Résidence autonomie ou EHPAD : quelles différences ?
Résidence autonomie ou EHPAD : différences de public, de niveau de dépendance, de prix et d'aides. Comparatif clair pour choisir la bonne solution.

La différence principale tient au niveau d'autonomie : la résidence autonomie (ex-foyer-logement) accueille des personnes âgées encore globalement autonomes, dans des logements privatifs assortis de quelques services collectifs, tandis que l'EHPAD est un établissement médicalisé destiné aux personnes en perte d'autonomie ayant besoin d'aide et de soins au quotidien. En pratique, on oriente plutôt vers une résidence autonomie les personnes classées en GIR 5-6 (autonomes) et vers un EHPAD celles classées en GIR 1-4 (dépendantes). Le prix suit cette logique : de l'ordre de 500 à 1 000 €/mois en résidence autonomie, contre souvent 2 000 à 3 500 €/mois en EHPAD (montants indicatifs, à vérifier auprès de chaque établissement et selon le département).
Choisir entre ces deux solutions ne se résume pas à une question de budget : il s'agit d'évaluer l'état de santé réel du proche, ses besoins présents et à venir, et sa capacité à vivre de façon indépendante. Cet article détaille les critères, les prix, les aides et les démarches pour vous aider à décider sereinement.
Deux structures, deux publics : la définition
La résidence autonomie est un établissement médico-social non médicalisé, le plus souvent géré par une collectivité (CCAS) ou une association à but non lucratif. Elle propose des logements indépendants (studios, T1, T2) que la personne meuble elle-même, avec un socle de prestations collectives : restauration possible, animations, gardiennage, blanchisserie, salle commune. Le résident conserve son autonomie et sa liberté d'aller et venir, comme à domicile.
L'EHPAD (établissement d'hébergement pour personnes âgées dépendantes) est, lui, un établissement médicalisé. Il dispose d'une équipe soignante (aides-soignants, infirmiers, médecin coordonnateur) présente en continu pour accompagner des personnes qui ne peuvent plus vivre seules en raison de la perte d'autonomie, de troubles cognitifs (type Alzheimer) ou de pathologies chroniques. L'hébergement, l'aide aux actes de la vie quotidienne et les soins y sont assurés.

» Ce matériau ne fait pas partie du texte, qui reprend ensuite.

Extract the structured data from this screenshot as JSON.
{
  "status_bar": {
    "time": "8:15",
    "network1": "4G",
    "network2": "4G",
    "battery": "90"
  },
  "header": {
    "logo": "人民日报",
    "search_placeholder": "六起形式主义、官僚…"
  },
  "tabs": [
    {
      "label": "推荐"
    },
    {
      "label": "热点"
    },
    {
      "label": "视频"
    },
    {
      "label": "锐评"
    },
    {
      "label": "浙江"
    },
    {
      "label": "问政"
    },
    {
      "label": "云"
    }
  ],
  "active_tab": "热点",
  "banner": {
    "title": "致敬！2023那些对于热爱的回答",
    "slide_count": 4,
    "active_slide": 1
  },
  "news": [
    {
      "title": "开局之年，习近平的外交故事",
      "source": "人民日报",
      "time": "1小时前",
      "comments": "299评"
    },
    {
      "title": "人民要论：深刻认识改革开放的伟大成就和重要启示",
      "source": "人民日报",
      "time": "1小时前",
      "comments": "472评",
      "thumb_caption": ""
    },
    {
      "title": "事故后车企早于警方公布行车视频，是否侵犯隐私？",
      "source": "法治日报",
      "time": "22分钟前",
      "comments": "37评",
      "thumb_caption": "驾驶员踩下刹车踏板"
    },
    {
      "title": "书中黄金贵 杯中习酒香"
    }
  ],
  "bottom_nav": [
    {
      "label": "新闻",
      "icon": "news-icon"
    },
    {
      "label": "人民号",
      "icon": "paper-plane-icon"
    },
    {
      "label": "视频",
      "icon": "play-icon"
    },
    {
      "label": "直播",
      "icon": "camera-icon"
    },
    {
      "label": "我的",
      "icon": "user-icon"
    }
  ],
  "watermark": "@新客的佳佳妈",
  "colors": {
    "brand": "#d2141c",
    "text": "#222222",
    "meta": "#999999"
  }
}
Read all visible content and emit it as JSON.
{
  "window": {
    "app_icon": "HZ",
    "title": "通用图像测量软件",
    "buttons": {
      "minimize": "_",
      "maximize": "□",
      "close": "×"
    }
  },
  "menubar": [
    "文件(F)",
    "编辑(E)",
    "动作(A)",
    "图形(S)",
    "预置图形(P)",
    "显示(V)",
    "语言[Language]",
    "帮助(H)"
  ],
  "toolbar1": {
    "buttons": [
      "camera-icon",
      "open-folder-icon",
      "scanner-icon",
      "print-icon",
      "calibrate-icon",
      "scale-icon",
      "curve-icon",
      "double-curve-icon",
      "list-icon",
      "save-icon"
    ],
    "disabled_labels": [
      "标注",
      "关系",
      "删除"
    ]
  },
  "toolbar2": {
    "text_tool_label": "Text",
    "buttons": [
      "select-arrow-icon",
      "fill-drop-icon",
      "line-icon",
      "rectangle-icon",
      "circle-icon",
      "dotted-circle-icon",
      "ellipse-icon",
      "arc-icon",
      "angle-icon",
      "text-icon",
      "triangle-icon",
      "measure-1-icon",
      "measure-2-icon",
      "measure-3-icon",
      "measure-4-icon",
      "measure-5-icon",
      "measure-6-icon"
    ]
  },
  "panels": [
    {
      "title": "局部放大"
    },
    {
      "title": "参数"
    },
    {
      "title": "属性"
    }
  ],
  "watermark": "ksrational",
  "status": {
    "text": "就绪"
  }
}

Entre ces deux extrêmes existent d'autres formules : la résidence services seniors (offre plus haut de gamme, secteur privé), le béguinage ou l'habitat inclusif. Pour bien situer chaque option, un outil d'orientation vers le bon hébergement peut vous faire gagner du temps.
Le critère décisif : le niveau d'autonomie (GIR)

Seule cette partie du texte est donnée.